Kash Patel is the unconfirmed nominee for FBI director. The FBI director is not a member of the presidential Cabinet but leads the FBI in all manners. Patel is a lawyer, prosecutor and former chief of staff to the secretary of defense.
Hibbard called him a conspiracy theorist and worries about Patel’s past statements. One of these statements is a promise to “go out and find the conspirators, we are going to come after the people in the media,” referencing the Jan. 6, 2021, attack on the U.S. Capitol.
“I now fear that they will be weaponizing the Department of Justice,” Hibbard said.
Marco Rubio, a former U.S. senator and newly appointed Secretary of State, brings to the Cabinet an air of normalcy, the professors say.
They see him as more qualified than other Cabinet members, though the former senator from Florida has been criticized for walking back critical statements of Trump.
What he does have in common with the prior nominees is an inability to refuse Trump and a habit of walking back critical statements, including calling Trump a “con artist” in the 2016 Republican primary.
Elon Musk is not technically a member of Trump’s cabinet but was given ownership of the newly formed Department of Government Efficiency, or DOGE, and is considered a special government employee. While its authority is uncertain, Andolina said the agency has disproportionate power.

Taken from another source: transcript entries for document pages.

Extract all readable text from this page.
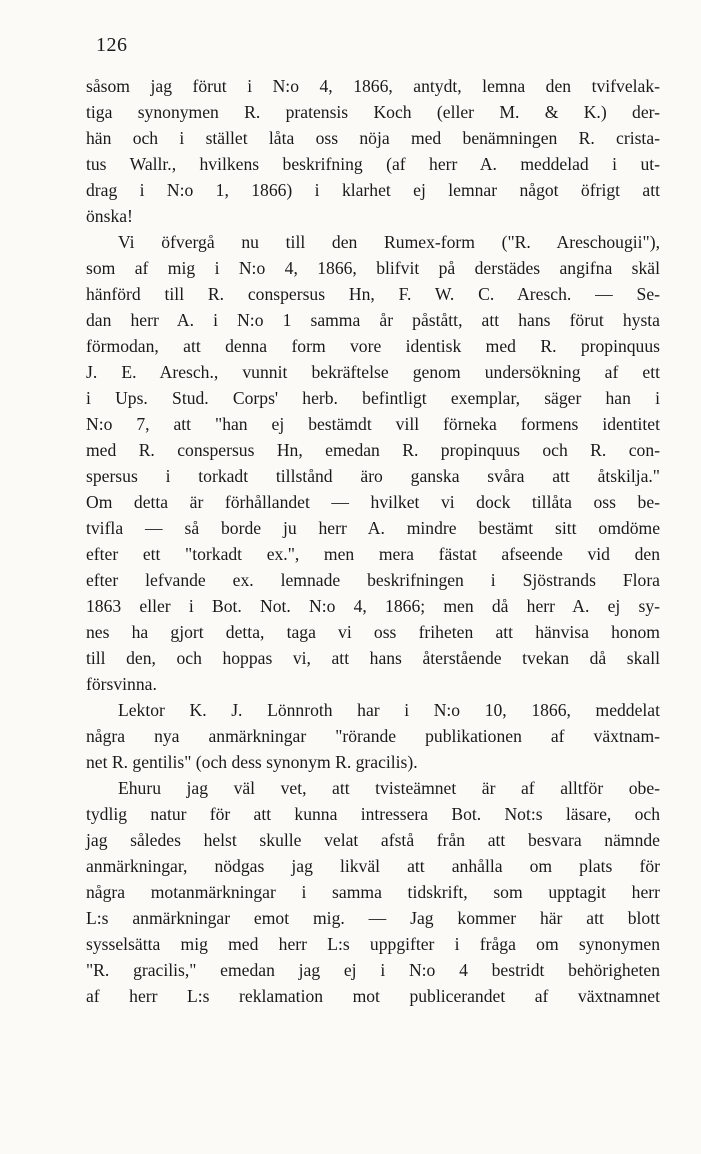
126
såsom jag förut i N:o 4, 1866, antydt, lemna den tvifvelak-
tiga synonymen R. pratensis Koch (eller M. & K.) der-
hän och i stället låta oss nöja med benämningen R. cristа-
tus Wallr., hvilkens beskrifning (af herr A. meddelad i ut-
drag i N:o 1, 1866) i klarhet ej lemnar något öfrigt att
önska!
Vi öfvergå nu till den Rumex-form ("R. Areschougii"),
som af mig i N:o 4, 1866, blifvit på derstädes angifna skäl
hänförd till R. conspersus Hn, F. W. C. Aresch. — Se-
dan herr A. i N:o 1 samma år påstått, att hans förut hysta
förmodan, att denna form vore identisk med R. propinquus
J. E. Aresch., vunnit bekräftelse genom undersökning af ett
i Ups. Stud. Corps' herb. befintligt exemplar, säger han i
N:o 7, att "han ej bestämdt vill förneka formens identitet
med R. conspersus Hn, emedan R. propinquus och R. con-
spersus i torkadt tillstånd äro ganska svåra att åtskilja."
Om detta är förhållandet — hvilket vi dock tillåta oss be-
tvifla — så borde ju herr A. mindre bestämt sitt omdöme
efter ett "torkadt ex.", men mera fästat afseende vid den
efter lefvande ex. lemnade beskrifningen i Sjöstrands Flora
1863 eller i Bot. Not. N:o 4, 1866; men då herr A. ej sy-
nes ha gjort detta, taga vi oss friheten att hänvisa honom
till den, och hoppas vi, att hans återstående tvekan då skall
försvinna.
Lektor K. J. Lönnroth har i N:o 10, 1866, meddelat
några nya anmärkningar "rörande publikationen af växtnam-
net R. gentilis" (och dess synonym R. gracilis).
Ehuru jag väl vet, att tvisteämnet är af alltför obe-
tydlig natur för att kunna intressera Bot. Not:s läsare, och
jag således helst skulle velat afstå från att besvara nämnde
anmärkningar, nödgas jag likväl att anhålla om plats för
några motanmärkningar i samma tidskrift, som upptagit herr
L:s anmärkningar emot mig. — Jag kommer här att blott
sysselsätta mig med herr L:s uppgifter i fråga om synonymen
"R. gracilis," emedan jag ej i N:o 4 bestridt behörigheten
af herr L:s reklamation mot publicerandet af växtnamnet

“Elon Musk’s appointment and the role he has assumed or been given is an atrocious example of working outside the boundaries of Cabinet appointees,” Andolina said.
Andolina and Hibbard are both alarmed by Trump’s obsession with loyalty and power over service to the Constitution and democracy.
“It’s all very distressing for someone who believes in democracy, checks and balances and the system we have designed to govern ourselves,” Andolina said.
“We are in the middle of a constitutional crisis. This is like nothing I’ve ever seen,” Hibbard added.